Handle future vote versions properly

Issue #184 resolved
Michael Witrant
created an issue

This problem was identified by @John L. Jegutanis here: https://bitbucket.org/JordanLeePeershares/nubit/pull-request/209/added-a-framework-for-protocol-version/diff#comment-4851998

If someone sends a vote with a version number above the current protocol, all the clients will accept it and parse it like any other vote in the current protocol version. But when we later introduce a change the new client could think this old block already support the changes we just introduced.

So someone downloading the blockchain from the beginning with the latest client would probably fail to parse this special block.

We can wait for such an event to occur before we fix that, because it would only affect future releases. But if this happens while we're waiting for a protocol change (i.e. we released a protocol change and we are waiting for the new protocol to be effective), we would have to release a urgent and mandatory fix.

I proposed a solution here: https://bitbucket.org/JordanLeePeershares/nubit/pull-request/209/added-a-framework-for-protocol-version/diff#comment-4854770:

The cleanest solution I've found so far is to provide a maximum allowed version to the vote unserialization. If the serialized version is above this maximum, the vote is unserialized like if it was serialized with the maximum version.

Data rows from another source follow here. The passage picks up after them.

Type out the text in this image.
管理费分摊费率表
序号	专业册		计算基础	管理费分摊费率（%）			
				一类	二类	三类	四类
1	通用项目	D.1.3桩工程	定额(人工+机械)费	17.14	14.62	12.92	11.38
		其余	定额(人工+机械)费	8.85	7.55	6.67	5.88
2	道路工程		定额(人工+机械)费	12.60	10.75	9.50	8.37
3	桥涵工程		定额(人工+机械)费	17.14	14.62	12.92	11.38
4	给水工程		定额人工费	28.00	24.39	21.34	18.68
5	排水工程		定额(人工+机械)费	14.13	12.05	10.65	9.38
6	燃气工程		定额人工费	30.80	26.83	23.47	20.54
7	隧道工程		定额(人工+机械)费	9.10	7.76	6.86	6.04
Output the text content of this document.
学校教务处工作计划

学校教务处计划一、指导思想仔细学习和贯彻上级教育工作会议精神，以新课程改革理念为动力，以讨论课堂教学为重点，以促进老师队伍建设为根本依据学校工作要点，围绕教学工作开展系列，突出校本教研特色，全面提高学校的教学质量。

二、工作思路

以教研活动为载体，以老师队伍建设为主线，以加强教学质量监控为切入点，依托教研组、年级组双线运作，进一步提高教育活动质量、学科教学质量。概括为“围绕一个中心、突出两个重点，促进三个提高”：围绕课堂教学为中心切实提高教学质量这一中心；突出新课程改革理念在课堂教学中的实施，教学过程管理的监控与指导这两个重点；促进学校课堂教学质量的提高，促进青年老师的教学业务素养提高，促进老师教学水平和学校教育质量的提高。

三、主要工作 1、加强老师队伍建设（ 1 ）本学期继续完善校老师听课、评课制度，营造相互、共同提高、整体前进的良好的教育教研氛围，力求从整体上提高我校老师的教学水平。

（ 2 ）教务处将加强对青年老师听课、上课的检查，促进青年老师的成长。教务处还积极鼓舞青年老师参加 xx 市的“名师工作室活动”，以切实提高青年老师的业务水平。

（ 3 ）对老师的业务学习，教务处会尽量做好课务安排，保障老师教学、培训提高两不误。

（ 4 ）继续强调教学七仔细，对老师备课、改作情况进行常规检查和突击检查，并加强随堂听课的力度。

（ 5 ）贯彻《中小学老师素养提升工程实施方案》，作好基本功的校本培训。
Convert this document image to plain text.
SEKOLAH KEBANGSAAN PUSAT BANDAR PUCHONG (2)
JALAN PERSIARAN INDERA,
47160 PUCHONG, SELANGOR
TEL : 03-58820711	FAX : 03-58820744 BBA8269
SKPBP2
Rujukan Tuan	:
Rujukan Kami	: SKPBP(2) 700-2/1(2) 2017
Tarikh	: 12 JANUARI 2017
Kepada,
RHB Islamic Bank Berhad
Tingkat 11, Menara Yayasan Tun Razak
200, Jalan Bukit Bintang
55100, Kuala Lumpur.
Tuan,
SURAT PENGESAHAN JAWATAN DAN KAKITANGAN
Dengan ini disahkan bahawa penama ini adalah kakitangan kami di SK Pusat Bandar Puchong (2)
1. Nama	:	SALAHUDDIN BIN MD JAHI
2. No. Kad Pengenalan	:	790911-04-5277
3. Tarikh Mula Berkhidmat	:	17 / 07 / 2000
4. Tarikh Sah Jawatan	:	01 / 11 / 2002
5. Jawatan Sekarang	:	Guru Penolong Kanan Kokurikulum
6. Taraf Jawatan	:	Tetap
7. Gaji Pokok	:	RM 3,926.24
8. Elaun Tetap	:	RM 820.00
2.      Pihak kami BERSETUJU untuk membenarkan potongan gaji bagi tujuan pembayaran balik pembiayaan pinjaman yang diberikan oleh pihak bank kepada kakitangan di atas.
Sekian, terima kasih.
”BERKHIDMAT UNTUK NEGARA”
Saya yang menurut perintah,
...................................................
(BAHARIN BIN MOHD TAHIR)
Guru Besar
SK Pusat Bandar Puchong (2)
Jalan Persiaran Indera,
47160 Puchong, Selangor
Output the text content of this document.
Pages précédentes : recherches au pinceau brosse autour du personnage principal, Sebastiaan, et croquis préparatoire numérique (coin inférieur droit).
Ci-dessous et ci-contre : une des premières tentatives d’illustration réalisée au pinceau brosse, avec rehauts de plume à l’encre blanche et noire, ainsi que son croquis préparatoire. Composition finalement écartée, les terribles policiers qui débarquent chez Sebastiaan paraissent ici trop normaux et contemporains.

The maximum version could be set in pindexNew->vote.nVersion before the vote is extracted here. The maximum version would be 50000 before protocol V06 is effective, and 60000 after that.

In the vote unserialization code we would not change this->nVersion if the serialized version is greater. If using this->nVersion for the maximum version leads to ugly code it may be better to add a CVote::nMaximumVersion or something. It's easier but it takes some memory. It may also be possible to use the serialization nVersion passed here. I think it defines the initial value of the local variable nVersion (as opposed to this->nVersion). It may be cleaner because we could just add a nMaximumVersion parameter to ExtractVote but I'm not certain there would not be side effects (the serialization code is quite complex).

Comments (22)

  1. John L. Jegutanis

    Only had time to look at it today.

    The solution that we initially discussed works only when are accepting new blocks and not when there are already serialized blocks like the version 60000 blocks that you discover on testnet (I am to blame about them).

    The problem is that in the CVote's IMPLEMENT_SERIALIZE we cannot trust the nVersion value as it can have arbitrary value and we cannot make conditional READWRITEs.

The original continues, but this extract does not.